FILE - Brazil's former President Luiz Inacio Lula da Silva, right, looks at a document with Brazil's President Dilma Rousseff during a Central Workers Union convention in Sao Paulo, Brazil, Oct. 13, 2015.

FILE - Brazil's former President Luiz Inacio Lula da Silva, right, looks at a document with Brazil's President Dilma Rousseff during a Central Workers Union convention in Sao Paulo, Brazil, Oct. 13, 2015.

Former Brazilian president Luiz Inacio Lula da Silva urged the ruling Workers' Party on Thursday to back fiscal austerity measures in Congress, endorsing the efforts of Finance Minister Joaquim Levy to plug a gaping deficit.

Members of Lula's leftist party have opposed moves by Lula's protégée, President Dilma Rousseff, to cut public spending and social benefits as she strives to balance overdrawn accounts and restore investor confidence in Brazil.

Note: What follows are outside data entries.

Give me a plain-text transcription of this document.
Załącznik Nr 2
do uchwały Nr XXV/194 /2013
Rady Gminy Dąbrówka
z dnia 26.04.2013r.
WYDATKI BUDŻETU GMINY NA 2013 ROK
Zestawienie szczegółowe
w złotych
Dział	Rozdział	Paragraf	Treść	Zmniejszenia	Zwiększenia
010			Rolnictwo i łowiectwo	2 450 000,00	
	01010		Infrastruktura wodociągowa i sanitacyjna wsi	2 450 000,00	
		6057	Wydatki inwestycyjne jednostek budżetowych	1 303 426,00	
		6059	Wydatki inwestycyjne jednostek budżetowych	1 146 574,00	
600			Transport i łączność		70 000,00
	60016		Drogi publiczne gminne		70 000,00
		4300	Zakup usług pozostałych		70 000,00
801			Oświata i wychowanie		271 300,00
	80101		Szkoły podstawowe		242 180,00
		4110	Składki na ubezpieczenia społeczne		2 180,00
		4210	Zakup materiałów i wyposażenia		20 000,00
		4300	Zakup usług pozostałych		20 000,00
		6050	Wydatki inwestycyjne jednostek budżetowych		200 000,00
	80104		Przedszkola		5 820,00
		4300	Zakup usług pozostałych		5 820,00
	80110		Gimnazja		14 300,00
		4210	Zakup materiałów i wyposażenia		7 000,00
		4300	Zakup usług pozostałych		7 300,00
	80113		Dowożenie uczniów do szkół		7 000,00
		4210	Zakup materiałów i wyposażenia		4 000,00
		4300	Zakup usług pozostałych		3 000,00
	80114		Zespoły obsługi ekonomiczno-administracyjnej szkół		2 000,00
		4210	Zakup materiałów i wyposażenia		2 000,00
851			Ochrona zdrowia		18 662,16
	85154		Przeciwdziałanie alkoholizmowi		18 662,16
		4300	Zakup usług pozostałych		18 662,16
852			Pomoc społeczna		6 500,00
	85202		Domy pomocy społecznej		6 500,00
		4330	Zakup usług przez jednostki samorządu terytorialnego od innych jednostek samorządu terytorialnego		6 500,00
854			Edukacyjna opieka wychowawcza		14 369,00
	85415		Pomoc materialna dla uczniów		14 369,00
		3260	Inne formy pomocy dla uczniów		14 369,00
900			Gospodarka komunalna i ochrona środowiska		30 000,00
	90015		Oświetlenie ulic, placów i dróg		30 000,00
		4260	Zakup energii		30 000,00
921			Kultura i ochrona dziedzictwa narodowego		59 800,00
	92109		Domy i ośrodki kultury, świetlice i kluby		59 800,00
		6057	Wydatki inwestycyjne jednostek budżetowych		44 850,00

Lula said Brazil had no alternative but to tighten belts to pull the economy out of its deepest slump in decades. The party's future depended on it, he warned party leaders at a meeting.

The party, blamed for unemployment, high inflation and a massive corruption scandal at state-run oil company Petrobras, is facing its worst crisis since Lula became president in 2002. Many members fear serious setbacks in local elections next year if the austerity policies are not dropped.

But Lula, speaking next to leaders who have called for Levy's head, said the Rousseff government had to maintain its course because fiscal revenues have fallen in the recession and there was no money for investments to stimulate the economy.

"The only way to recover the prestige of the Workers' Party is to restore economic growth," Lula said, asking the party's lawmakers to vote for the revival of despised financial transaction tax known as the CPMF proposed by Levy.

Speaking to investors in London earlier, Levy said consensus around his fiscal plan had grown "little by little" and he expressed confidence the measures will get through Congress.

Lula, who has not ruled out running for Presidency again in 2018, is still Brazil's most influential politician though his popularity has tanked and corruption allegations threaten his legacy of lifting millions of Brazilians from poverty.

He has been questioned by prosecutors about the Petrobras kickback scandal that ensnared dozens of his allies in a widening probe. He is being investigated for alleged influence trafficking and on Monday police raided a company owned by one of his sons as part of a bribery investigation.